4. In a data processor comprising an execution unit and a pipeline for providing data segments representing instruction words from a memory to the execution unit, the pipeline comprising; a first register for holding, during execution of an instruction, a first portion of an instruction; a second register for holding, during execution of an instruction, a second portion of an instruction; a third register for holding, prior to execution of an instruction, a portion of an instruction; decoding means coupled to the first, second and third registers for decoding the contents of the first, second, and third registers, such that effective address evaluation is begun while an instruction portion is in the second register, completed while the instruction portion is in the first register, and simultaneously therewith the operation of the instruction is performed.
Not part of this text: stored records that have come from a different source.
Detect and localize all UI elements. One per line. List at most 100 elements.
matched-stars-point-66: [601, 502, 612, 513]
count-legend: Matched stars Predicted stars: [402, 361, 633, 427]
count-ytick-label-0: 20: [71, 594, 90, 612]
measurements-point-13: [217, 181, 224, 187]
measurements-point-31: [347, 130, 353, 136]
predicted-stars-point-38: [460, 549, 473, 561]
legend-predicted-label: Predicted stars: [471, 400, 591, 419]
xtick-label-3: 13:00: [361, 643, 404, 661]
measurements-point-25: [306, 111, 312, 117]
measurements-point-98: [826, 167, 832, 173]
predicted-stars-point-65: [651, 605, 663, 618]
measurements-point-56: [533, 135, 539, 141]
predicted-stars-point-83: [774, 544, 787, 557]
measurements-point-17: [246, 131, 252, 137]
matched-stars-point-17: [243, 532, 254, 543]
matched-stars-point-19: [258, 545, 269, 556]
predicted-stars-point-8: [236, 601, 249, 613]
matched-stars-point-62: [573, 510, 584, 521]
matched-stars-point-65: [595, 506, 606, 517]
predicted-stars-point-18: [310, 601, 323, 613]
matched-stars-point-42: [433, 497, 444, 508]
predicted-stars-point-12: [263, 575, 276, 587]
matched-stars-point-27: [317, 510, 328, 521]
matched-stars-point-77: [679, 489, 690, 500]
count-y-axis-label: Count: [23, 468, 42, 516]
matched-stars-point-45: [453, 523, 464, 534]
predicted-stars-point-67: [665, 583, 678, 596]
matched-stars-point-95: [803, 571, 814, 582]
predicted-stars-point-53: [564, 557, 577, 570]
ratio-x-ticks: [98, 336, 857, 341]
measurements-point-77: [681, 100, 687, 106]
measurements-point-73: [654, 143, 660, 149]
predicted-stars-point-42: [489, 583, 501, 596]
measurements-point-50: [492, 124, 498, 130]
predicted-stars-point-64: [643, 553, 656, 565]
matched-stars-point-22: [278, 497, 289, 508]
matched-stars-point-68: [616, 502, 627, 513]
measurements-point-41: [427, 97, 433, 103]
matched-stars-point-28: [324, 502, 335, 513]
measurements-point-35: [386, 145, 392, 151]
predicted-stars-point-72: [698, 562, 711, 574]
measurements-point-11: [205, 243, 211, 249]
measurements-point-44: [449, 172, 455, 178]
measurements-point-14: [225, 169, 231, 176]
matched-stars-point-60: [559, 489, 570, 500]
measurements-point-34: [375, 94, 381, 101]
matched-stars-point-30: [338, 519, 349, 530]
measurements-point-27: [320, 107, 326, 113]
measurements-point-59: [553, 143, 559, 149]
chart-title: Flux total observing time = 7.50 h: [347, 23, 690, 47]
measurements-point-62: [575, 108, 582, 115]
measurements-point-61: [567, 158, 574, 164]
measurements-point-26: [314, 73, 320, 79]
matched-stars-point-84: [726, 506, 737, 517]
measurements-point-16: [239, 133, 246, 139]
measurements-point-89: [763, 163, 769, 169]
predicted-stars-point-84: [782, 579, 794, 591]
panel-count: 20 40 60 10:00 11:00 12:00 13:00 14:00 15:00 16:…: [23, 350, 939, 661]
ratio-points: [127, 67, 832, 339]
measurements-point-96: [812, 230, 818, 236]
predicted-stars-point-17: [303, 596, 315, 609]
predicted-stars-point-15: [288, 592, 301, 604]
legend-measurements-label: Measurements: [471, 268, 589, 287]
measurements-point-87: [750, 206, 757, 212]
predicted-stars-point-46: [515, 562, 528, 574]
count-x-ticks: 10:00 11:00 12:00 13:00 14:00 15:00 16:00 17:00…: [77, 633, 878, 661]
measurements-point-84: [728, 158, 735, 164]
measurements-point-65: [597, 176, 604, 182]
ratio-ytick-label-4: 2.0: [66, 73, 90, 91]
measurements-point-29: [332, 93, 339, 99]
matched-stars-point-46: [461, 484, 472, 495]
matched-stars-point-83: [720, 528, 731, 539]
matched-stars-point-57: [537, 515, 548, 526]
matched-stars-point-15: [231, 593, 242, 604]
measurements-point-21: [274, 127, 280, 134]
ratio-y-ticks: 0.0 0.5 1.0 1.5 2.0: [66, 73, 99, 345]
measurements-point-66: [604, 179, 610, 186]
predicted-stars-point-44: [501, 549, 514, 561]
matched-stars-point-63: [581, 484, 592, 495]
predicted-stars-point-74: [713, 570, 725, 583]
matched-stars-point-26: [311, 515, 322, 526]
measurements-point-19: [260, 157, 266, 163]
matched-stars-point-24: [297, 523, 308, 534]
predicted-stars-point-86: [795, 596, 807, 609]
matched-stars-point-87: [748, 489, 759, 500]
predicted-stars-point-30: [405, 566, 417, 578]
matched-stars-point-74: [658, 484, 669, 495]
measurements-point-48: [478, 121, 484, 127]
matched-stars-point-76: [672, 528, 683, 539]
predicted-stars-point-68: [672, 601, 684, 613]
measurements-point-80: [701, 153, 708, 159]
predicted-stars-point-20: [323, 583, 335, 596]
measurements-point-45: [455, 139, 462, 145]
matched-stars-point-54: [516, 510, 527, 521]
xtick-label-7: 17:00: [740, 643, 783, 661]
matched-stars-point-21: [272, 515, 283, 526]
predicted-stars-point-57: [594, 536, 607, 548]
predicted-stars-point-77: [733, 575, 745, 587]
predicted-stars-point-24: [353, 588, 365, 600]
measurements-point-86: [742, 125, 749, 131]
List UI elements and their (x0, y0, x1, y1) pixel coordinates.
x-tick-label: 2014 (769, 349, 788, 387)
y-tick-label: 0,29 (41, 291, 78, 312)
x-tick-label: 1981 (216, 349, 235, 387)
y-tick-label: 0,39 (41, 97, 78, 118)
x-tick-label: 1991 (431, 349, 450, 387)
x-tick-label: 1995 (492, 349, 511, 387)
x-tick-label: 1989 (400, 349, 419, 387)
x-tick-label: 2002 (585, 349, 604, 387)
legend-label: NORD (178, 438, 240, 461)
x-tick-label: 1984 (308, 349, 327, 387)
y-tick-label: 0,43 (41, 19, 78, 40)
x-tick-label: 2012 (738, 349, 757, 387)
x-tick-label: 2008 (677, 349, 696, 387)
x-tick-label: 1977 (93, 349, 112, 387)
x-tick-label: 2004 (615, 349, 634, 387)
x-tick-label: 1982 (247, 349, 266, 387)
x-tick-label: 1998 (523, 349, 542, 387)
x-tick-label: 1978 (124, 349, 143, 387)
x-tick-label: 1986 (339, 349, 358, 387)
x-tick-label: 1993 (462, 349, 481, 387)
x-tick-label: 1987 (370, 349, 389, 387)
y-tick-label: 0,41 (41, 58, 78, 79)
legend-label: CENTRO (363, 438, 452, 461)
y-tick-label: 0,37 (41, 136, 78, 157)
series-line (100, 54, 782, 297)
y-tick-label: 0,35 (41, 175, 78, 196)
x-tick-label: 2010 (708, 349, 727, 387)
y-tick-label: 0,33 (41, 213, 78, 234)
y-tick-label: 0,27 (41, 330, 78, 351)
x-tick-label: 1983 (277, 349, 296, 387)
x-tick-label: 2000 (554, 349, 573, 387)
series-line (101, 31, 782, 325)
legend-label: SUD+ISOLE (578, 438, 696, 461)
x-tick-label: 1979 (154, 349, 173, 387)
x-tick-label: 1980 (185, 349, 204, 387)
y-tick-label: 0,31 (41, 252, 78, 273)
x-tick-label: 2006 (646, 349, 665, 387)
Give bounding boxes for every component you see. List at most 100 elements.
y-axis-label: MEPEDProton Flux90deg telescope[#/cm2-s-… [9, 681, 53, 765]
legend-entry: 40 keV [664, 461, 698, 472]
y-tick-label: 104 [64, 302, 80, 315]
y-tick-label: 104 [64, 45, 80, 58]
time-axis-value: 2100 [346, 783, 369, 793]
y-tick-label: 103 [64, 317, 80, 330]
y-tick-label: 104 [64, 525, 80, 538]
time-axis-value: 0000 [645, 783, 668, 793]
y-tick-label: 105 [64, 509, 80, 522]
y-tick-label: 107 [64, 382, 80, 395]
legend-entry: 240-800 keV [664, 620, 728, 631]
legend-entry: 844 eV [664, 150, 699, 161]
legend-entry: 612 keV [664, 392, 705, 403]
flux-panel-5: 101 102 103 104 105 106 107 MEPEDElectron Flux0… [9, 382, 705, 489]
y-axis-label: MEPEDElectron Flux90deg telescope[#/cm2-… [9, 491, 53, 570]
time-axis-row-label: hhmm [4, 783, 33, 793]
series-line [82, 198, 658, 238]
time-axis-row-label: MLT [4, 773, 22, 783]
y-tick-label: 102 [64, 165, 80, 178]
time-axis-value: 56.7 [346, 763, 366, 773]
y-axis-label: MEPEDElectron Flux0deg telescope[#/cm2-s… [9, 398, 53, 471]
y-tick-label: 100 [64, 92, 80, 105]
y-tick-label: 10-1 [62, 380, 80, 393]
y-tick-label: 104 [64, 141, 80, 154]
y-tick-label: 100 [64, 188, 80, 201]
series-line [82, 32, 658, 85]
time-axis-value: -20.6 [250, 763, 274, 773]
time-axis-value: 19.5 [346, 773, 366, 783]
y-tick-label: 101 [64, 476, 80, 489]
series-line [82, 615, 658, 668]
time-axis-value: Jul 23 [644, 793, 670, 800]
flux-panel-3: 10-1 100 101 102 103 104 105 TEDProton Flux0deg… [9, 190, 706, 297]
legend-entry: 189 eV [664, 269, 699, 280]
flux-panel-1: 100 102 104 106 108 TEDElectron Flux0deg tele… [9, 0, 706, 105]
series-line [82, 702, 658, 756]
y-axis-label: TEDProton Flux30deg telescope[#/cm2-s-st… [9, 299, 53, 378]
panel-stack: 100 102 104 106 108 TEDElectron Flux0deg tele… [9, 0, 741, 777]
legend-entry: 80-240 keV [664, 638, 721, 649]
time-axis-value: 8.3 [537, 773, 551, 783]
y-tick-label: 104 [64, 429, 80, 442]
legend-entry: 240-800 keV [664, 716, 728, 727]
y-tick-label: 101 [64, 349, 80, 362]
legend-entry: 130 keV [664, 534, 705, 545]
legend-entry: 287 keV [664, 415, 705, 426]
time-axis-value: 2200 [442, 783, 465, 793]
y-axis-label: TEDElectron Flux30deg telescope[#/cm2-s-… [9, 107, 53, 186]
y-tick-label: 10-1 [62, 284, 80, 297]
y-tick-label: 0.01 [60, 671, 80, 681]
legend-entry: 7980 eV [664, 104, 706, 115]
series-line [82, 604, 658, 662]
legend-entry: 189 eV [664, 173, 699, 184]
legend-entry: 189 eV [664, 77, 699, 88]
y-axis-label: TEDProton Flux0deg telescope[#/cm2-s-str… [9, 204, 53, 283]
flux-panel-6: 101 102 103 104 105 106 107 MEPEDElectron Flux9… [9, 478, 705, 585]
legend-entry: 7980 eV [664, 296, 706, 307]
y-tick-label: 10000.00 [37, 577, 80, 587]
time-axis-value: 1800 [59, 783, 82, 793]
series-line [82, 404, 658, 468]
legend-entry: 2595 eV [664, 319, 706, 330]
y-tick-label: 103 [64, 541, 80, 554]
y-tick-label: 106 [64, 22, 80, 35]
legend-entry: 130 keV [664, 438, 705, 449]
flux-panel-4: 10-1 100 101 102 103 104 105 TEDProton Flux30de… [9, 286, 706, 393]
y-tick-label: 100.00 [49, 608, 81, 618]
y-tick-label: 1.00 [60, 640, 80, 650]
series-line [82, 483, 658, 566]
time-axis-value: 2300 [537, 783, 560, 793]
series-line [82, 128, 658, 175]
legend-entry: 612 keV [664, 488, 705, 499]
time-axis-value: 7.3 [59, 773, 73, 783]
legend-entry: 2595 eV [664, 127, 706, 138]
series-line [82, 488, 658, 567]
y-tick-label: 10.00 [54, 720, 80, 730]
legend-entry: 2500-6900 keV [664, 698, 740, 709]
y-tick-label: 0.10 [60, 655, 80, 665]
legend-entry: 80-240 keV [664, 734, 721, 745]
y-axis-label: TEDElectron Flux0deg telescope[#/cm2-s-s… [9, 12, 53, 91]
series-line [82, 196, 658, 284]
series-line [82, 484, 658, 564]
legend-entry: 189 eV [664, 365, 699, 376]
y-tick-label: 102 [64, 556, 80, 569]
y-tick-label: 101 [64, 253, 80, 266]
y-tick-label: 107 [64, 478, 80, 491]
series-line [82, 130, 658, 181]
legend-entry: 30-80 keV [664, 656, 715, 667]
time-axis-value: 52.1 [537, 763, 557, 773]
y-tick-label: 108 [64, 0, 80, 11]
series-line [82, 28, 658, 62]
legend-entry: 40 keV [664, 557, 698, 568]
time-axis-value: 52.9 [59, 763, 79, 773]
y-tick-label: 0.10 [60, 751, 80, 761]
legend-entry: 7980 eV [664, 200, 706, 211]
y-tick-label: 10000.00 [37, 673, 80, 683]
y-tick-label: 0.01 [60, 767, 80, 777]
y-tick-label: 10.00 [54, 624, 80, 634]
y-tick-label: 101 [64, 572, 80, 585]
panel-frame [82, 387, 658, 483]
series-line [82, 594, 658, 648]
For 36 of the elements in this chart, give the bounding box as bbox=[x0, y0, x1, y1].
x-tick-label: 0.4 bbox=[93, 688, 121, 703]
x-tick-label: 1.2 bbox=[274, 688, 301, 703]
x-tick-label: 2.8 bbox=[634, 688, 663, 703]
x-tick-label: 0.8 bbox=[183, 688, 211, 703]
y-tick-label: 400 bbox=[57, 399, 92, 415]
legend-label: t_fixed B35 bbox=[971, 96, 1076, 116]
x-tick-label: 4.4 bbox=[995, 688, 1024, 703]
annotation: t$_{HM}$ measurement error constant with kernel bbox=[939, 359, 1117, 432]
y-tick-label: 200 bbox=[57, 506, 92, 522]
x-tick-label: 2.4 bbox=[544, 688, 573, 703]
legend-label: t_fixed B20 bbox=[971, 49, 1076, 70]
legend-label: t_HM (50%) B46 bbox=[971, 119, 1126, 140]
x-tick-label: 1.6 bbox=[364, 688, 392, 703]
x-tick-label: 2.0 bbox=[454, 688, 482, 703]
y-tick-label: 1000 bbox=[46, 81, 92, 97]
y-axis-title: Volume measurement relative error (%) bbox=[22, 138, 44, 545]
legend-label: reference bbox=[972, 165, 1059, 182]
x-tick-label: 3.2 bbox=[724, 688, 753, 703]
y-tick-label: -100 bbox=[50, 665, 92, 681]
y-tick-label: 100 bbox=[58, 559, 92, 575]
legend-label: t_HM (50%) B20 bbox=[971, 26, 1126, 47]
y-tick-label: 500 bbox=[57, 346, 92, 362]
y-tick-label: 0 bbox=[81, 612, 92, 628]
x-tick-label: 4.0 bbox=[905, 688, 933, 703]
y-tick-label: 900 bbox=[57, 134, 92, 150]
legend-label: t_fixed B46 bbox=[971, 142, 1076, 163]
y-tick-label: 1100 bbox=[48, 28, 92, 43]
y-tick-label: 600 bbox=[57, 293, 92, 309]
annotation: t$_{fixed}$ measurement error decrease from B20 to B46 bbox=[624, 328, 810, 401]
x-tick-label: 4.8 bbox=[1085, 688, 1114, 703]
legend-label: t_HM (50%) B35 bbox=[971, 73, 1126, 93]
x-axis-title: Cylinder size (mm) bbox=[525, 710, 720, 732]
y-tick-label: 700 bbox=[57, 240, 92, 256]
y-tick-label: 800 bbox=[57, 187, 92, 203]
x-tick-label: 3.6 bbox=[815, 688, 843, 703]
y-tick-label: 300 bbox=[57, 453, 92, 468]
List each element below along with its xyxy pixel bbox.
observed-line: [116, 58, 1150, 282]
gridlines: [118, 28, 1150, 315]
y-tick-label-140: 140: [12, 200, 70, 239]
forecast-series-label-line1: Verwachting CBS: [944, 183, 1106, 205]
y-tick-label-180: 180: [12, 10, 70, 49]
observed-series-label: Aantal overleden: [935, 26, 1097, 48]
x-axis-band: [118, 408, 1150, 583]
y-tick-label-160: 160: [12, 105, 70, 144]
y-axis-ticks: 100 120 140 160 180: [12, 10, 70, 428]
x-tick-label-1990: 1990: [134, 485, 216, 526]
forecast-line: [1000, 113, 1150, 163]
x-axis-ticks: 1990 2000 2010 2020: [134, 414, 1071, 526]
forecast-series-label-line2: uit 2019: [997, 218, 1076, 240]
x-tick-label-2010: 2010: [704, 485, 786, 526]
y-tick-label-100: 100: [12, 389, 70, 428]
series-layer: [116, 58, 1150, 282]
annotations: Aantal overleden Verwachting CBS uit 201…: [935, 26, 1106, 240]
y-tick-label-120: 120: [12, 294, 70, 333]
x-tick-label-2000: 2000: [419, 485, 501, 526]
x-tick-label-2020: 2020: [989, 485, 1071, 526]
5. In a data processor having an execution unit, a memory, and a bus of two words in width coupled to the memory for carrying instructions from the memory to the execution unit, an instruction pipeline of one word width between the bus and the execution unit and having a depth of three registers; means for fetching two words from the memory on one access thereof and for fetching one word from the memory on another access thereof, and; means for determining the order in which the one and the another access occur.

6. A means for determining the order of fetches as set forth in claim 5 comprising a flag bit in the execution unit, wherein the flag bit is set or reset by an access controller.